Mexican Blend Cheese

Hot taco packet

3lbs ground 80/20 hamburger.

can of green ortega chili's (diced)

Anyway I didnt quite read everyones directions on how much to use, turns out 3lbs of hamburger is about 2lbs too many for one fattie.  HAHHA...

Either way I managed to get it wrapped and done.  Had a minor stall at 145 for about an hour but got through it.  Came out awesome.

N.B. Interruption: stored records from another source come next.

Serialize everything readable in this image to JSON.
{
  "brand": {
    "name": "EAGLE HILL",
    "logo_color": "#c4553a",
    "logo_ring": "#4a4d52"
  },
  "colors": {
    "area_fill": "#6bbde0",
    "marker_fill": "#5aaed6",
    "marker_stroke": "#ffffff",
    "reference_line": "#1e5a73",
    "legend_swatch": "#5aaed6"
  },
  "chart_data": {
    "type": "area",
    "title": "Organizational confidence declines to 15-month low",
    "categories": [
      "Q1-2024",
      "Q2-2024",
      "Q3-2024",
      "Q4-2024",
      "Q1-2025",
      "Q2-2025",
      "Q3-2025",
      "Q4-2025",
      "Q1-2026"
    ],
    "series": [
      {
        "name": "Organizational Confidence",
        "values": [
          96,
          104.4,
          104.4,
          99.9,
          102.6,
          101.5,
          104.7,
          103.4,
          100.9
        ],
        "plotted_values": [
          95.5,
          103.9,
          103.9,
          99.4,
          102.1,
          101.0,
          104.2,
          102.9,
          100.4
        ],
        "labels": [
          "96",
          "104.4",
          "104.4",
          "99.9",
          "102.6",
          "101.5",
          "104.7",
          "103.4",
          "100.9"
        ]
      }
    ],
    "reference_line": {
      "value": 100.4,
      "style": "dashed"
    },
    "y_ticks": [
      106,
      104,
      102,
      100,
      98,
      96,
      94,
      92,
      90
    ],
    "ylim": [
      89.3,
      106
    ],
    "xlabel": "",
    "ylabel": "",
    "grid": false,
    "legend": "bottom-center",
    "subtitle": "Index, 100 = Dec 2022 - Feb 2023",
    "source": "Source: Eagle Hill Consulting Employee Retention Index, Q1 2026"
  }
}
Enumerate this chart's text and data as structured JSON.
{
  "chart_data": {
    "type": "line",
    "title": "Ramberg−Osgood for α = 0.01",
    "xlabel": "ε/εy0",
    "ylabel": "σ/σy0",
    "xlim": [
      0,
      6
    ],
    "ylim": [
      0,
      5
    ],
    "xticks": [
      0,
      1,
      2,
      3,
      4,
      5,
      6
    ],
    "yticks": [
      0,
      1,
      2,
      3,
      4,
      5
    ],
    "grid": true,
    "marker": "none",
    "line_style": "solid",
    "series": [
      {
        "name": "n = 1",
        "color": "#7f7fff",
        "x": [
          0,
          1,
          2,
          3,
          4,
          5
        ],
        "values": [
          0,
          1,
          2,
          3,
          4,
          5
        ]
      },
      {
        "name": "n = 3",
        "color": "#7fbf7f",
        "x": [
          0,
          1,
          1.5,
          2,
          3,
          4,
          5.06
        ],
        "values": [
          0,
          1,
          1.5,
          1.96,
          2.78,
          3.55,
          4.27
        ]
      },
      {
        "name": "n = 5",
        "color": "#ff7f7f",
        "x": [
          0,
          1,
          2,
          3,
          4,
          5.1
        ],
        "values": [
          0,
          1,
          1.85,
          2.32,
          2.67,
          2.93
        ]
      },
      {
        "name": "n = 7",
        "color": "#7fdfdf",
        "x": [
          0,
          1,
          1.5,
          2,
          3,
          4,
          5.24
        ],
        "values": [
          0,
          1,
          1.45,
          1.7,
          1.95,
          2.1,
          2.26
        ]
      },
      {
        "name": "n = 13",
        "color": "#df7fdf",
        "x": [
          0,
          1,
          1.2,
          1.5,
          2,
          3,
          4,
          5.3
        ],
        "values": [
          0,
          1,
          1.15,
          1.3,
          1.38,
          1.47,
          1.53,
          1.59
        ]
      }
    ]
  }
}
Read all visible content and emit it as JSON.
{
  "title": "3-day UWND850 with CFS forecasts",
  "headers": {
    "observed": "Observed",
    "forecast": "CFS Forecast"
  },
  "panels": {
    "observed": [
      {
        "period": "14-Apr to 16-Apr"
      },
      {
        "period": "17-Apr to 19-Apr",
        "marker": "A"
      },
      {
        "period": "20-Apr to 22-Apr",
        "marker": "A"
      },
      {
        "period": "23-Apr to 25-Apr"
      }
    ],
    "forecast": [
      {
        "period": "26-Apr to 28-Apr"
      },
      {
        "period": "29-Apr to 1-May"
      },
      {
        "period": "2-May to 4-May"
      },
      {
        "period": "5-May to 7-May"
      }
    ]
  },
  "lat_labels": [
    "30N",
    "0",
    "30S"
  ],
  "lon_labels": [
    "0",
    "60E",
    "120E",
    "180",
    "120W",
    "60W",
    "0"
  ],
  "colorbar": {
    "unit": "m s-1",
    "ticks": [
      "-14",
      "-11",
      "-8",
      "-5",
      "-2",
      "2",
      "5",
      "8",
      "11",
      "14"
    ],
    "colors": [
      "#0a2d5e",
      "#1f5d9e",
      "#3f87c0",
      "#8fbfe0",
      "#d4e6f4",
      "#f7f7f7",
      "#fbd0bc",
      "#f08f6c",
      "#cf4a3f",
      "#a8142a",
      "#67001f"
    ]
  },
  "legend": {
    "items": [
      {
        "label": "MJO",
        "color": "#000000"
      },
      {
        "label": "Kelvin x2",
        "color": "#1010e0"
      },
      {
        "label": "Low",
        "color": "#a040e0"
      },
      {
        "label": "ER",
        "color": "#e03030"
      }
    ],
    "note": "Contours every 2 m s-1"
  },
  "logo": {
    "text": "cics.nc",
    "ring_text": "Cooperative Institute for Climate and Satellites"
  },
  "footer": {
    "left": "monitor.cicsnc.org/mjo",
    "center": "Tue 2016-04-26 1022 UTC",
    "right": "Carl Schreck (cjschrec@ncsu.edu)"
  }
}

IMG_20160318_165501_01.jpg



__ desertsubi
__ Mar 18, 2016


















IMG_20160318_165504_01.jpg



__ desertsubi
__ Mar 18, 2016


----------



## dirtsailor2003 (Mar 18, 2016)

Looks tasty!


----------



## b-one (Mar 18, 2016)

Looks great,any sliced shots?


----------



## chef jimmyj (Mar 19, 2016)

3 lbs ain't too much! So many of us can't control how much stuffing we use...Eyes bigger that the Fattie! Looks good. How about more details? Mixed all ingredients together in the meat and just Cheese filled? Or. seasoning in the meat and the Tomato, Cheese and Chiles inside?...JJ


----------



## SmokinAl (Mar 19, 2016)

It sure looks great from here!

WOW a 3 lb fattie, I thought I was going overboard with 1 1/4 lbs of sausage.

Al


----------



## sparktexas (Mar 19, 2016)

Been meaning to try one of those. Looks great.


----------



## muralboy (Mar 19, 2016)

nice looking monster fattie FATTIEZILLA


----------



## desertsubi (Mar 19, 2016)

No sliced shots, I got hungry and we ate too quick. 

Seasoning was mixed into meat, then just laid all ingredients on flattened meat like pizza.  Rolled up and wrapped in bacon. 

Sent from my Nexus 6 using Tapatalk


----------



## disco (Mar 21, 2016)

Is there such a thing as a fat fatty? Inquiring minds want to know.

Nice Smoke.

Disco


----------



## tjmitche (Mar 22, 2016)

Best kind of mistake to make: Too much meat! :)

points!


----------



## jp61 (Mar 23, 2016)

Nice fatty!

Don't be surprised if the USAF contacts you!


----------